Nous avons sans doute commis l’erreur de présenter trop souvent les disciplines MINT sous leur forme académique plutôt que sous leur dimension créatrice. Les jeunes ne choisissent pas une équation ou un algorithme ; ils choisissent la possibilité d’agir sur le monde. Ils cherchent du sens avant de chercher des compétences. Si nous voulons susciter davantage de vocations, nous devons réconcilier la technique avec l’imaginaire, montrer que l’ingénieur, le scientifique ou l’informaticien ne sont pas seulement des experts, mais aussi des bâtisseurs, des explorateurs et parfois même des visionnaires.

La responsabilité qui en découle est collective. Elle ne repose ni uniquement sur l’école, ni uniquement sur les familles, ni uniquement sur les entreprises. Elle concerne l’ensemble de la société. Elle dépend de la manière dont nous parlons du progrès, dont nous valorisons les savoirs, dont nous célébrons celles et ceux qui inventent, entreprennent et construisent. Elle dépend également de notre capacité à faire comprendre que les sciences et la technologie ne sont pas des domaines réservés à quelques spécialistes, mais des composantes essentielles de la culture contemporaine.

La Suisse dispose d’atouts extraordinaires. Son système de formation est reconnu dans le monde entier. Ses hautes écoles figurent parmi les meilleures. Ses entreprises continuent d’innover et son industrie demeure l’une des plus performantes. Mais aucun de ces avantages n’est définitivement acquis. Ils constituent un point de départ, jamais une garantie.

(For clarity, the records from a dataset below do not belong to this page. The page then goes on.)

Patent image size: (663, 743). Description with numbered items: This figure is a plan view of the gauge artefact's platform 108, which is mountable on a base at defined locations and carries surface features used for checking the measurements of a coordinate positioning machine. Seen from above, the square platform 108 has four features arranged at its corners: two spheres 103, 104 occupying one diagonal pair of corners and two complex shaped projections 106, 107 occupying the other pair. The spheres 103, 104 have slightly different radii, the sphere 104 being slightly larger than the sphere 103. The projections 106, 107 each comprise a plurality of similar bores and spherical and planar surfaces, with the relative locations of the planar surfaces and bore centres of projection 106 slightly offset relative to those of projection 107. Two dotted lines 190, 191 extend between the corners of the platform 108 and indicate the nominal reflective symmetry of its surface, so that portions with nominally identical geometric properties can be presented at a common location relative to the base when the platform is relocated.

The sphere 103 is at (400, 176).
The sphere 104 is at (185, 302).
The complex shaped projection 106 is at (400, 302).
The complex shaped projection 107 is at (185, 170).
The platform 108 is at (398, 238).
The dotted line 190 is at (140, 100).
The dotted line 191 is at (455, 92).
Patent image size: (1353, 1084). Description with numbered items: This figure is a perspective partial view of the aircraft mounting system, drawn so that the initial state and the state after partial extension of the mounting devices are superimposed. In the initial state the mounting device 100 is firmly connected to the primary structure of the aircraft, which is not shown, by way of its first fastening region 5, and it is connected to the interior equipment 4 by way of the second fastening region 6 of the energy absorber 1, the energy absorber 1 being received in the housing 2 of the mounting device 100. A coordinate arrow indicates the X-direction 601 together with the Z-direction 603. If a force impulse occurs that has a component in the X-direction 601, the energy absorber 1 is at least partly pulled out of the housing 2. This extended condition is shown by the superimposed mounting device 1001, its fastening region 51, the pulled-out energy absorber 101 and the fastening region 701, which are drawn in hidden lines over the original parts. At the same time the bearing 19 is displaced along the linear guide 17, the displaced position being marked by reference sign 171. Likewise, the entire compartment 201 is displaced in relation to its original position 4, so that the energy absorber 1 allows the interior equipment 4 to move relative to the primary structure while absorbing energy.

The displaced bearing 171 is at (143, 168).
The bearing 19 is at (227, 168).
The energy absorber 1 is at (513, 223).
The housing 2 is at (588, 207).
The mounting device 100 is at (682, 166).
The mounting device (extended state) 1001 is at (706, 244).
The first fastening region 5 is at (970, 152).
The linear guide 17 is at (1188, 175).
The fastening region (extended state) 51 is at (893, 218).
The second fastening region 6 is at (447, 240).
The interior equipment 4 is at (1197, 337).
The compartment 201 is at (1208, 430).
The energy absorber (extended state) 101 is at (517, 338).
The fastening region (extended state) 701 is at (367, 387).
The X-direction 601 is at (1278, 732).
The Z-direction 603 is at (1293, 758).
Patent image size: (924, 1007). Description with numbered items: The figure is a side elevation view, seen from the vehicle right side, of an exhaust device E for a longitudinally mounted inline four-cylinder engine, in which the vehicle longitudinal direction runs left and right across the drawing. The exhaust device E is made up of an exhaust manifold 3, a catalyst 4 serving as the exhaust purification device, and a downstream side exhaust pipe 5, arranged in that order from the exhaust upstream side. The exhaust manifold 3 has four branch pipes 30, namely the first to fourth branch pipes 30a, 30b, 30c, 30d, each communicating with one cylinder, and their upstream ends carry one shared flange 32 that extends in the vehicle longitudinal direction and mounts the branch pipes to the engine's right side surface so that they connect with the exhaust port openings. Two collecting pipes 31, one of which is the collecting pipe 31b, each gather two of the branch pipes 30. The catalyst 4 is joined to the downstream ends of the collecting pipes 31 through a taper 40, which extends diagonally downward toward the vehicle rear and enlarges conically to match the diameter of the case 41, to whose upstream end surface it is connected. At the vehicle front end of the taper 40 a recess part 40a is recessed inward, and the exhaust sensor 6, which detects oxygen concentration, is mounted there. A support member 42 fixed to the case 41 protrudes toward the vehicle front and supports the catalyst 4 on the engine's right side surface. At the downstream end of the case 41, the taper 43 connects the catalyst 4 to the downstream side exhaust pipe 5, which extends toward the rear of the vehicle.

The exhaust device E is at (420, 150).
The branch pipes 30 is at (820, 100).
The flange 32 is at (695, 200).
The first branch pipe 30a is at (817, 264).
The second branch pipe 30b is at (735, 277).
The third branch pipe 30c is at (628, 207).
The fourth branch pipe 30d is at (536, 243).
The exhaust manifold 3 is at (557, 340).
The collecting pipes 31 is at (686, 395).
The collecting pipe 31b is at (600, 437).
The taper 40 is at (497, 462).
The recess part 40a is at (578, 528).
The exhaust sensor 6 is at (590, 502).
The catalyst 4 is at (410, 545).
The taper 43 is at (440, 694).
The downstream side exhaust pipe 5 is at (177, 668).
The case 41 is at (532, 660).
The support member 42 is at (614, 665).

Au fond, le Baromètre MINT ne nous parle pas seulement des vocations scientifiques. Il nous invite à réfléchir au type de société que nous souhaitons devenir. Voulons-nous continuer à être parmi ceux qui imaginent les solutions, développent les technologies et contribuent à définir les règles du futur ? Ou sommes-nous prêts à accepter, progressivement, le rôle plus confortable mais aussi plus dépendant de consommateurs d’innovations conçues ailleurs ? La réponse ne dépend pas uniquement des jeunes. Elle dépend de chacun d’entre nous. Car l’innovation n’est jamais le produit du hasard. Elle naît d’une ambition collective, d’une confiance dans le savoir et d’une volonté de préparer l’avenir plutôt que de le subir. Si la Suisse veut demeurer une nation d’innovation, elle doit aujourd’hui réaffirmer ce choix. Non par nostalgie de ses succès passés, mais par responsabilité envers les générations qui lui succéderont.